For the Federal and State Governments, their efforts so far had been at best mere media hypes in a make-belief establishment of modular refineries in the Niger Delta, which the Federal Government also wants established in the north that does not produce oil, like it did in building refinery in Kaduna State, an act widely viewed as misplacement of priority as far as establishment of modular refineries as a solution to soot is concerned.
In 2013, scientists found out that dirty air caused more premature deaths than unsafe water, unsafe sanitation, and malnutrition in Africa. The obvious implication is that if the Niger Delta is increasingly infested with soot and genuine necessary steps are not taken to check it, the region will most likely go extinct in years to come. The form this will take, and how soon it will manifest are the questions that currently prop up in critical analyses.

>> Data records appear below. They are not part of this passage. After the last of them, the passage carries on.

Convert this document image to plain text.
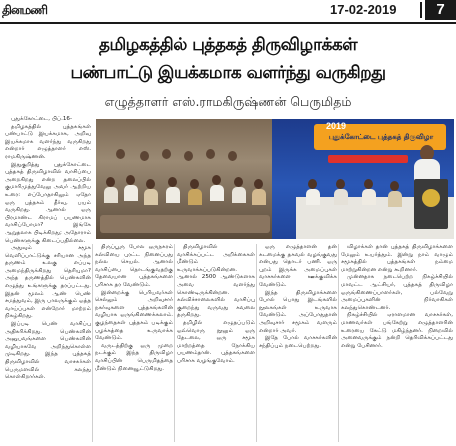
தினமணி	17-02-2019	7
தமிழகத்தில் புத்தகத் திருவிழாக்கள்
பண்பாட்டு இயக்கமாக வளர்ந்து வருகிறது
எழுத்தாளர் எஸ்.ராமகிருஷ்ணன் பெருமிதம்
2019
புதுக்கோட்டை புத்தகத் திருவிழா

புதுக்கோட்டை, பிப்.16-

தமிழகத்தில் புத்தகங்கள் பண்பாட்டு இயக்கமாக, அறிவு இயக்கமாக வளர்ந்து வருகிறது என்றார் எழுத்தாளர் எஸ். ராமகிருஷ்ணன்.

இதுகுறித்து புதுக்கோட்டை புத்தகத் திருவிழாவில் வாசிப்பை அறைகிறது என்ற தலைப்பில் குமாரிமுத்துவேலு அவர் ஆற்றிய உரை: எப்போதாகிலும் ஏதோ ஒரு புத்தகம் தீர்வு, பயம் வருகிறது. ஆனால் ஒரு பிரமாண்ட கிராமப் பயணமாக வாசிப்போமா? இங்கே ஆறுதலாக பிடிக்கிறது; அதோராம் பெண்களுக்கு கிடைப்பதில்லை.

அதுவும் சமூக வெளிப்பாட்டுக்கு சரியான அந்த தருணம் உலகு எப்படி அமைந்திருக்கிறது தெரியுமா? அந்த தருணத்தில் பெண்களின் எழுத்து உங்களுக்கு தரப்பட்டது. இதன் மூலம் ஆண் பெண் சமத்துவம், இரு பாலருக்கும் ஒத்த வாய்ப்புகள் என்றோர் மாற்றம் நிகழ்கிறது.

இப்படி பெண் வாசிப்பு அதிகரிக்கிறது. பெண்களின் அனுபவங்களை பெண்களின் வழியாகவே அறிந்துகொள்ள முடிகிறது. இந்த புத்தகத் திருவிழாவில் வாசகர்கள் பெருமளவில் கலந்து கொள்கிறார்கள்.

திருப்பூரு போல ஒருநகரம் கல்வியை புரட்ட நினைப்பது நல்ல செயல். ஆனால் வாசிப்பை தொடங்குவதற்கு தேவையான புத்தகங்களை பரிசாக தர வேண்டும்.

இன்றைக்கு பெரியவர்கள் செல்லும் அறிவுசார் நகர்வுகளை புத்தகங்களின் வழியாக ஒருங்கிணைக்கலாம். குழந்தைகள் புத்தகம் படிக்கும் பழக்கத்தை உருவாக்க வேண்டும்.

வருடத்திற்கு ஒரு முறை நடக்கும் இந்த திருவிழா வாசிப்பின் பெருமிதத்தை மீண்டும் நினைவூட்டுகிறது.

திருவிழாவில் வாசிக்கப்பட்ட அறிக்கைகள் மீண்டும் உருவாக்கப்படுகின்றன. ஆனால் 2500 ஆண்டுகளாக அவை வளர்ந்து கொண்டிருக்கின்றன. கல்விச்சாலைகளில் வாசிப்பு குறைந்து வருவது கவலை தருகிறது.

தமிழில் எழுதப்படும் ஒவ்வொரு நூலும் ஒரு தேடலை, ஒரு சமூக மாற்றத்தை நோக்கிய பயணம்தான். புத்தகங்களை பரிசாக வழங்குவோம்.

ஒரு எழுத்தாளன் தன் கடமைக்கு தகவல் வழங்குவது என்பது தொடர் பணி. ஒரு புறம் இருக்க அமைப்புகள் வாசகர்களை ஊக்குவிக்க வேண்டும்.

இந்த திருவிழாக்களை போல் பொது இடங்களில் நூலகங்கள் உருவாக வேண்டும். அப்போதுதான் அறிவுசார் சமூகம் வளரும் என்றார் அவர்.

இதே போல் வாசகர்களின் சந்திப்பும் நடைபெற்றது.

விழாக்கள் தான் புத்தகத் திருவிழாக்களை மேலும் உயர்த்தும். இன்று நாம் வாழும் சமூகத்தில் புத்தகங்கள் நம்மை மாற்றுகின்றன என்று கூறினார்.

முன்னதாக நடைபெற்ற நிகழ்ச்சியில் மாவட்ட ஆட்சியர், புத்தகத் திருவிழா ஒருங்கிணைப்பாளர்கள், பல்வேறு அமைப்புகளின் நிர்வாகிகள் கலந்துகொண்டனர்.

நிகழ்ச்சியில் ஏராளமான வாசகர்கள், மாணவர்கள் பங்கேற்று எழுத்தாளரின் உரையை கேட்டு மகிழ்ந்தனர். நிறைவில் அனைவருக்கும் நன்றி தெரிவிக்கப்பட்டது என்று பேசினார்.
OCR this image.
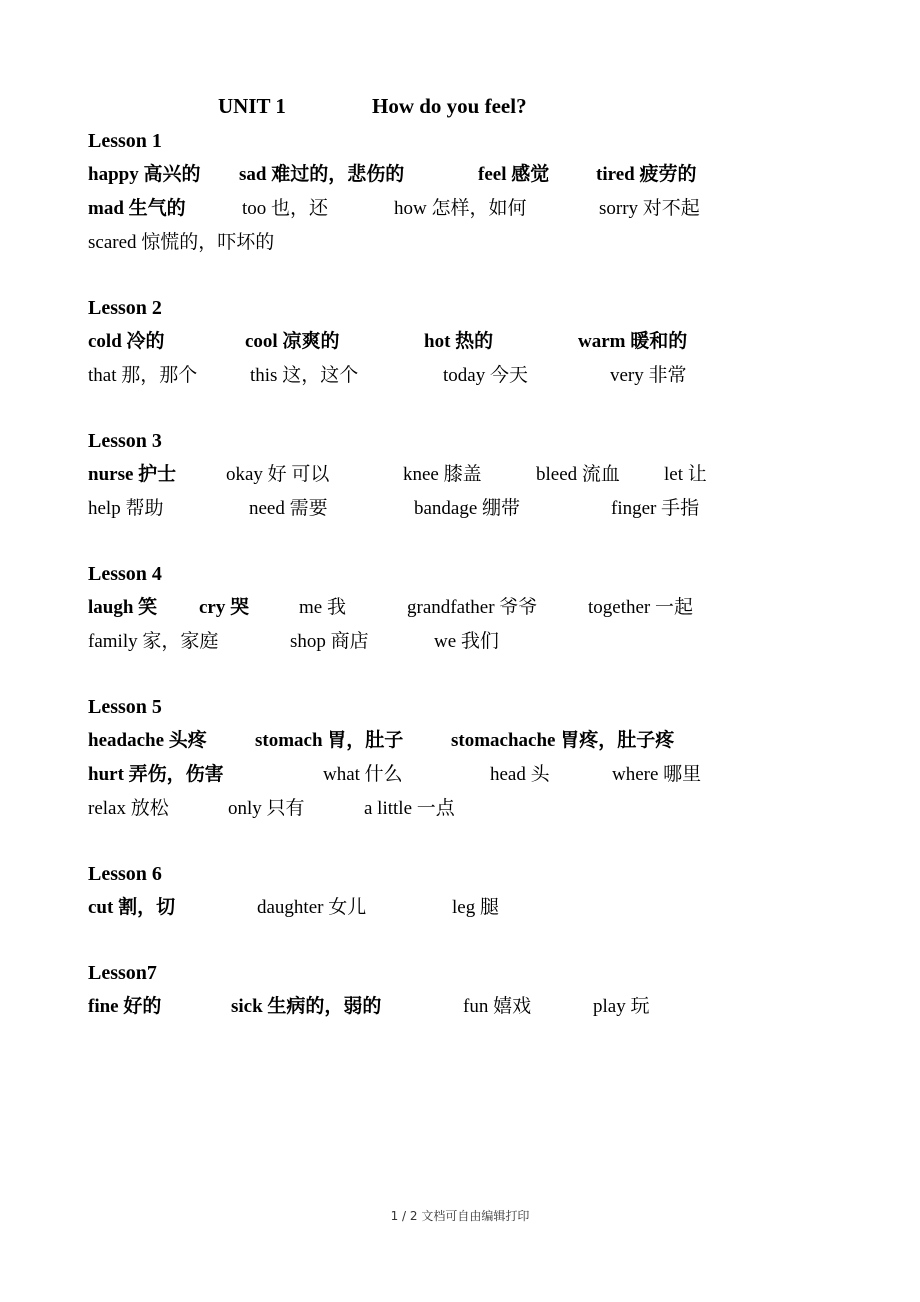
UNIT 1	How do you feel?
Lesson 1
happy 高兴的 sad 难过的，悲伤的	feel 感觉 tired 疲劳的
mad 生气的	too 也，还	how 怎样，如何	sorry 对不起
scared 惊慌的，吓坏的
Lesson 2
cold 冷的	cool 凉爽的	hot 热的	warm 暖和的
that 那，那个	this 这，这个	today 今天	very 非常
Lesson 3
nurse 护士	okay 好 可以	knee 膝盖	bleed 流血 let 让
help 帮助	need 需要	bandage 绷带	finger 手指
Lesson 4
laugh 笑 cry 哭	me 我	grandfather 爷爷	together 一起
family 家，家庭	shop 商店	we 我们
Lesson 5
headache 头疼	stomach 胃，肚子	stomachache 胃疼，肚子疼
hurt 弄伤，伤害	what 什么	head 头	where 哪里
relax 放松	only 只有	a little 一点
Lesson 6
cut 割，切	daughter 女儿	leg 腿
Lesson7
fine 好的	sick 生病的，弱的	fun 嬉戏	play 玩
1 / 2 文档可自由编辑打印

During one of such analyses, an environmental toxicologist with the Department of Animal and Environmental Biology, University of Port Harcourt, Nigeria, Dr. Emmanuel Oriakpona, hinted that the most likely consequence of unchecked increase in soot infestation in the Niger Delta is loss of the region’s ecosystem and human health.
“We shall experience loss of our ecosystem and loss of our health. This is the summary of what will happen to us: major loss in our ecosystem. If you go to the mangroves and see the devastation by crude oil, and you also go and see what the people actually carrying out the refining process are going through, you’ll appreciate this better,” he said.
According to Dr. Oriakpona, the situation is worsened by the fact that there is an obvious collaboration between those involved in artisanal refining of crude oil and authorities vested with the responsibility of stopping it. The reason is that such authorities are rewarded with huge financial benefits accruable from the business. This is further buttressed by some key players in the illegal oil refining business whose locally made boats and products were at some points burnt by security agents who felt that their exploitation of the people involved in the illegal trade was challenged.